Where to Start with Sasha Duerr

Sasha Duerr is an Oakland-based artist, designer, and professor at the California College of the Arts with a joint appointment in textiles and fine arts. In 2007 she founded the Permacouture Institute, an organization dedicated to exploring fashion and textiles from the ground up using sustainable, plant-based methods. Her three books span from practical beginner guides to expansive color theory, all rooted in the idea that the natural world offers an endless, renewable palette for creative work.

Natural Color

Sasha Duerr · 272 pages · 2016 · Easy

Themes: seasonal plant dyeing, shibori and dip-dye techniques, sustainable textile art, home and wardrobe projects, foraging dye materials

A beautifully photographed, seasonally organized guide to making plant-based dyes from fruits, flowers, trees, and herbs, with over two dozen projects for your home and wardrobe.

Why Start Here

Natural Color is the book where Duerr’s years of teaching, research, and hands-on studio work come together in the most accessible form. The book is organized by season, which gives it a natural rhythm: you start with the materials available around you right now and expand from there. Spring offers fresh greens from new growth, summer brings vibrant flower dyes, autumn introduces rich bark and root tones, and winter focuses on preserved materials and pantry staples.

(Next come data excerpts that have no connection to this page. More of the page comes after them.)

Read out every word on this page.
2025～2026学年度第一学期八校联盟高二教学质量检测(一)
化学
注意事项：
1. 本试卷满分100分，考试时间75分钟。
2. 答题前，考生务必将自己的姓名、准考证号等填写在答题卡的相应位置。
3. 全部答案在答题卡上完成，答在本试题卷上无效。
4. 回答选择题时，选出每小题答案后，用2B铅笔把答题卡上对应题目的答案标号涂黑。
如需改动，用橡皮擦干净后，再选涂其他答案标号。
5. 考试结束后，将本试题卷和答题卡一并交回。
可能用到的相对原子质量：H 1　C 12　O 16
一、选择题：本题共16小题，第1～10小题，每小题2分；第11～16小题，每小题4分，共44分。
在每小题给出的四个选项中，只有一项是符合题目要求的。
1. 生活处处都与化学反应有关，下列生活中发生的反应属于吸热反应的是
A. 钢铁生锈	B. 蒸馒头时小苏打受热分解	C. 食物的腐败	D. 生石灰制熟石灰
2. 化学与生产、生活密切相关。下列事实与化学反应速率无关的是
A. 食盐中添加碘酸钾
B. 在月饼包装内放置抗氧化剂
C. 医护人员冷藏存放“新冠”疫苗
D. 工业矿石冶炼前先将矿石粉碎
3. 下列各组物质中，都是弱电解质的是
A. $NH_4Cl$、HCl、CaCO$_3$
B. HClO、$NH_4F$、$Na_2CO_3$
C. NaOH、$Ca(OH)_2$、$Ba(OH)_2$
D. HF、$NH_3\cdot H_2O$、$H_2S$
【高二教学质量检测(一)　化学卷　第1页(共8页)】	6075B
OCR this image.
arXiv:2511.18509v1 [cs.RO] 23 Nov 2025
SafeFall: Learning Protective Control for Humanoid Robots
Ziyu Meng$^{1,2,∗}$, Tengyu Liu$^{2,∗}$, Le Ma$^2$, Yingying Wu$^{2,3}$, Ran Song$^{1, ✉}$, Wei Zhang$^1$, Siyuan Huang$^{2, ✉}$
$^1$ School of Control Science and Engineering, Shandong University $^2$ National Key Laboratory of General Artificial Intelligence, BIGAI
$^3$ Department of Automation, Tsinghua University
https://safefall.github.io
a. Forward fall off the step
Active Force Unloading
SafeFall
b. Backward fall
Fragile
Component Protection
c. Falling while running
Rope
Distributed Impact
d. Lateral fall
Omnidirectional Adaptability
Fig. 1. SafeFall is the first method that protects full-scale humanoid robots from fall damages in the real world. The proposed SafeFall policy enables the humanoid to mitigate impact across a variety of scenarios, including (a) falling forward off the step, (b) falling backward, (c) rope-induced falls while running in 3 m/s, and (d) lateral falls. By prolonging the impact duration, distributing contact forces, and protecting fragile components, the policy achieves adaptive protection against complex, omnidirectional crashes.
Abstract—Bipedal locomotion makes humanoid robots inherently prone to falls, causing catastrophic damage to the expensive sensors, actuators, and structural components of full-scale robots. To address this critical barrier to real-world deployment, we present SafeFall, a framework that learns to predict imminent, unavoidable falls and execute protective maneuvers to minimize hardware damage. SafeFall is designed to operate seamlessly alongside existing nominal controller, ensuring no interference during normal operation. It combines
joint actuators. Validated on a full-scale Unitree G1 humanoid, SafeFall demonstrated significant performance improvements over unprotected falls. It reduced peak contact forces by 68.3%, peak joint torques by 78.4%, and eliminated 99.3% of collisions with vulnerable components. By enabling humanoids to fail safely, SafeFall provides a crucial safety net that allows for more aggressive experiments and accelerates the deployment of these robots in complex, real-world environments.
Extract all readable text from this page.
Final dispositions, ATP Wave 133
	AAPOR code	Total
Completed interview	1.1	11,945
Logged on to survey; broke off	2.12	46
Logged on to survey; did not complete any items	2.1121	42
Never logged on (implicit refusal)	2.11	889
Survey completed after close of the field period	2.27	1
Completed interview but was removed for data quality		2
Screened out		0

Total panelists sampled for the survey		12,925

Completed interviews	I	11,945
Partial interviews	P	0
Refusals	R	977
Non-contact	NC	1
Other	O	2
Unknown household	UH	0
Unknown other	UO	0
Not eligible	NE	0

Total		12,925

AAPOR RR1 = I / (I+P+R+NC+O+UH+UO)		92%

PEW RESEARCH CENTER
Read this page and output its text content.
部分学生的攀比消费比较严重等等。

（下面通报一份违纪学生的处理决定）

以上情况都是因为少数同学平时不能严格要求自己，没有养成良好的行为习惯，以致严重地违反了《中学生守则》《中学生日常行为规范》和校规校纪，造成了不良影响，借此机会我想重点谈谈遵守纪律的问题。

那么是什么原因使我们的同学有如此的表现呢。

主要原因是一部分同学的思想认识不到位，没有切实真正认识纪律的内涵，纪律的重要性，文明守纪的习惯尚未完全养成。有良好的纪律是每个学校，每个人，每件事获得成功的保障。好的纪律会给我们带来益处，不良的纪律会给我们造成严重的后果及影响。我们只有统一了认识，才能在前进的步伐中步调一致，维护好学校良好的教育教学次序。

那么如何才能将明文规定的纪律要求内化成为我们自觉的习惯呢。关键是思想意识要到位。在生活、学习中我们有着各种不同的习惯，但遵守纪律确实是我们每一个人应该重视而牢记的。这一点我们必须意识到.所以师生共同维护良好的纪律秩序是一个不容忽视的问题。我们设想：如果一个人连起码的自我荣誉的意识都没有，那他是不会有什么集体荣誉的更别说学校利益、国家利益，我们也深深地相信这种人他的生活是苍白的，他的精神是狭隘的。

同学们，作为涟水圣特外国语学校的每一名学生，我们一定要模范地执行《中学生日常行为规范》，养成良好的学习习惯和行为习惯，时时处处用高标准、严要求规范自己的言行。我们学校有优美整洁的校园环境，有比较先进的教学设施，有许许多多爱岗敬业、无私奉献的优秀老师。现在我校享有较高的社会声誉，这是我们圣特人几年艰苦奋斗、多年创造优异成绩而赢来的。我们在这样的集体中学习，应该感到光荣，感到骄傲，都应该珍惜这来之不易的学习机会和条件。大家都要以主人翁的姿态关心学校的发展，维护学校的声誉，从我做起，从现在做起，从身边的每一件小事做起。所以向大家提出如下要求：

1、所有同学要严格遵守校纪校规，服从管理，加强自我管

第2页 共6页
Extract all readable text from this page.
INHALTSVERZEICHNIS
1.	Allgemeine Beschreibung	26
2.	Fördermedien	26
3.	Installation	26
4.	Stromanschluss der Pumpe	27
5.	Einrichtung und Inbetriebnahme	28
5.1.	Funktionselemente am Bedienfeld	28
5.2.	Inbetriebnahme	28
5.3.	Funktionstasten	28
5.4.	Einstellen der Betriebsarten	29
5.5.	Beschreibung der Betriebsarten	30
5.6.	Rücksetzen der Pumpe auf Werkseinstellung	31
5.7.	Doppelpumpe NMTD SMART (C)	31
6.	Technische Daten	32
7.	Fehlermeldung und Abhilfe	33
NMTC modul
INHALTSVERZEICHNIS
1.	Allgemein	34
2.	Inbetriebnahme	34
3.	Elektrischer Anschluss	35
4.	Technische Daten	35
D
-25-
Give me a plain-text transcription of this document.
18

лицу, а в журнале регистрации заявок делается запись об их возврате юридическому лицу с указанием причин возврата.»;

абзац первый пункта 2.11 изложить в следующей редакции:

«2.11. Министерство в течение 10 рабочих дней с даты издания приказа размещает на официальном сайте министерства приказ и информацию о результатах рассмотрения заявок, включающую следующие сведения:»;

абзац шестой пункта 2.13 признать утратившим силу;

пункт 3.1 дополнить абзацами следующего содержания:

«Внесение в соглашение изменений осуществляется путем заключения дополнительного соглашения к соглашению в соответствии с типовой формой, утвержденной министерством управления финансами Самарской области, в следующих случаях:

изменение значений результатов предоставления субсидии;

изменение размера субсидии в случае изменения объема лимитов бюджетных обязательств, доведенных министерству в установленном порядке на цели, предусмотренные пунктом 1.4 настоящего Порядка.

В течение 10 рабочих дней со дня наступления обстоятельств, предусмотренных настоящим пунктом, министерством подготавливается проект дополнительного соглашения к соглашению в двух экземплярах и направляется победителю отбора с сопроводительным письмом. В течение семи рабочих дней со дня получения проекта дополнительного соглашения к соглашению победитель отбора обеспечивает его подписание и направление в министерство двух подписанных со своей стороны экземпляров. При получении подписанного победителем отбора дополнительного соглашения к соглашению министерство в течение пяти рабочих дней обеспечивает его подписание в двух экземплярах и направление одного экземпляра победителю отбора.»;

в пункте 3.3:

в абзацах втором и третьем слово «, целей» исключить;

Each season includes dye recipes with clear ingredient lists and step-by-step instructions, followed by projects that put those colors to use. You learn shibori, dip-dye, block printing, and other techniques not as abstract exercises but as ways to make something you will actually wear or display. The photography by Aya Brackett is both gorgeous and practical, helping you understand what each stage of the dyeing process should look like.

What to Expect

At 272 pages, this is a substantial guide that never feels dense. Duerr writes with the clarity of someone who has taught hundreds of workshops. The seasonal structure means you can start wherever you are in the year rather than reading front to back. If you want a single book that combines reliable technique with creative inspiration and a sustainable philosophy, this is the strongest entry point into her work.

Alternatives

The Handbook of Natural Plant Dyes (2011, 192 pages) is Duerr’s first book and takes a simpler, more recipe-driven approach. It focuses on using everyday materials like acorns, blackberries, and coffee to dye fabric, paper, and even leather. A good pick if you want something shorter and more focused on kitchen-scrap dyeing.

Natural Palettes (2020, 448 pages) is a large-format color reference with twenty-five palettes and five hundred natural color swatches. It is more of an inspirational and theoretical resource than a how-to guide, best suited for designers and artists who already have dyeing experience and want to deepen their understanding of plant-based color systems.